Is there any chunking happening behind the scene or do you rely on the user to do the chunking prior to ingestion? If it is the latter then what kind of chunking do you recommend?

From a user perspective, he would want to search for a phrase and gets a contextually matching document regardless of where the context is located in the text or how large the text is. Also, a highlighted result will be more useful.

Question: How is the embedding generation going to be done for large documents? As you know that BERT-based models are limited to a model size which only applies on the first tokens and omit the rest. So if the model size is 384 and the document is a 1000 tokens then words within these tokens will be missed and thus the embedding will not be that reliable.
Is there any chunking happening behind the scene or do you rely on the user to do the chunking prior to ingestion? If it is the latter then what kind of chunking do you recommend?

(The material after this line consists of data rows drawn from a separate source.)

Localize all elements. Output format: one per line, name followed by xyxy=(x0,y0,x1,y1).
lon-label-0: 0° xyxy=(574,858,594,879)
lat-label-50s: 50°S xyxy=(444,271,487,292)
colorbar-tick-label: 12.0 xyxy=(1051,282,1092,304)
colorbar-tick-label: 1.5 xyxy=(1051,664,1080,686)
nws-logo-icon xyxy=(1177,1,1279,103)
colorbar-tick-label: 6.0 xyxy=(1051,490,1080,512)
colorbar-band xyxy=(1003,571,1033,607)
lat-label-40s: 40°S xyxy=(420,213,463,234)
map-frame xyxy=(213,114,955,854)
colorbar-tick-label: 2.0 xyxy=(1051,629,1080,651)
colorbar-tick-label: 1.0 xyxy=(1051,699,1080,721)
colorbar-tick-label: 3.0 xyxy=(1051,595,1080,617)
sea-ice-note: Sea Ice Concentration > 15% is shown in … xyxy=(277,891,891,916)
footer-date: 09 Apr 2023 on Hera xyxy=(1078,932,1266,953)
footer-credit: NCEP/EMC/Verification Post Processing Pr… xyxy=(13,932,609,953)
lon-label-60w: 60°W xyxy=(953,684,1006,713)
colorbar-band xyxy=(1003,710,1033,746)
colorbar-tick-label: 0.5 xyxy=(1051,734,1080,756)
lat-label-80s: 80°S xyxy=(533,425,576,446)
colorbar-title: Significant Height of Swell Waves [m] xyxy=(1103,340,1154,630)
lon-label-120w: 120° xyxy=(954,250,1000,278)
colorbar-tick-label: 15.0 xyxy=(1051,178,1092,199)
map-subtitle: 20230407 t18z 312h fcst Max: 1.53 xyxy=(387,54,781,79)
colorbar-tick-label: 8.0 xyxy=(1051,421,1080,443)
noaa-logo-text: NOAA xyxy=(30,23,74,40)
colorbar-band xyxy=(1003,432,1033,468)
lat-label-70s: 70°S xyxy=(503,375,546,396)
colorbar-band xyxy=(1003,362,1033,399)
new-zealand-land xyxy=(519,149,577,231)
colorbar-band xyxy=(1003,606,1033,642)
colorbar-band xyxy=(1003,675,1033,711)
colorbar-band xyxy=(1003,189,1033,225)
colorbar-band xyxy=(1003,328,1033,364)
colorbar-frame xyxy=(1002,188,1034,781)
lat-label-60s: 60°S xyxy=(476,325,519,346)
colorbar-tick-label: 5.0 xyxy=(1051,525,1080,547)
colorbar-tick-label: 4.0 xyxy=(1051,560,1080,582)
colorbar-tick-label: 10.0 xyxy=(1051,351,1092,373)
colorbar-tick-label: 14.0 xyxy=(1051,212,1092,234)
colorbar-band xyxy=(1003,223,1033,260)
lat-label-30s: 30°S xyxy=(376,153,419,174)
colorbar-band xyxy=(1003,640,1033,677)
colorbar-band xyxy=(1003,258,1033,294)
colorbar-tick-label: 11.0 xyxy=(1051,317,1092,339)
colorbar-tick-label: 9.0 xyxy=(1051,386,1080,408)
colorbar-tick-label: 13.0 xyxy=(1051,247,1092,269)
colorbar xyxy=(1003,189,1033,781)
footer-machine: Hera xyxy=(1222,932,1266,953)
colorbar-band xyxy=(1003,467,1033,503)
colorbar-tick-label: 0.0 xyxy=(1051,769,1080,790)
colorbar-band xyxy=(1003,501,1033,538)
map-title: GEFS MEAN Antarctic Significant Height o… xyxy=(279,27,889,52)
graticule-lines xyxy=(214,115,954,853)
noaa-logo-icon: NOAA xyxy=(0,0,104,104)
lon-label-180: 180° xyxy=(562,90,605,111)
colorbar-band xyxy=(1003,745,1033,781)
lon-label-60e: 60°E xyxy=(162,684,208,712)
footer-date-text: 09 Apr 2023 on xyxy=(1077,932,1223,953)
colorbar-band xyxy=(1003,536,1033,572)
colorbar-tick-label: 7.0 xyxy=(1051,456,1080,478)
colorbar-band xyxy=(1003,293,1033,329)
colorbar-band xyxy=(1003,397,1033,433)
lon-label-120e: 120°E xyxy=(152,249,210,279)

No there is no chunking happening behind the scene, user need to do this chunking before ingesting the documents in the cluster. You might want to check this response on the RFC : [RFC] OpenSearch neural-search plugin · Issue #11 · opensearch-project/neural-search · GitHub , [RFC] OpenSearch neural-search plugin · Issue #11 · opensearch-project/neural-search · GitHub
to see what works for you.

Neural search depends on models running in ml-commons model serving framework (refer to Model-serving framework - OpenSearch documentation). Actually model serving framework will create Huggingface tokenizer with tokenizer.json file which includes truncation logic for large document. You can tune the tokenizer json file to control how to truncate.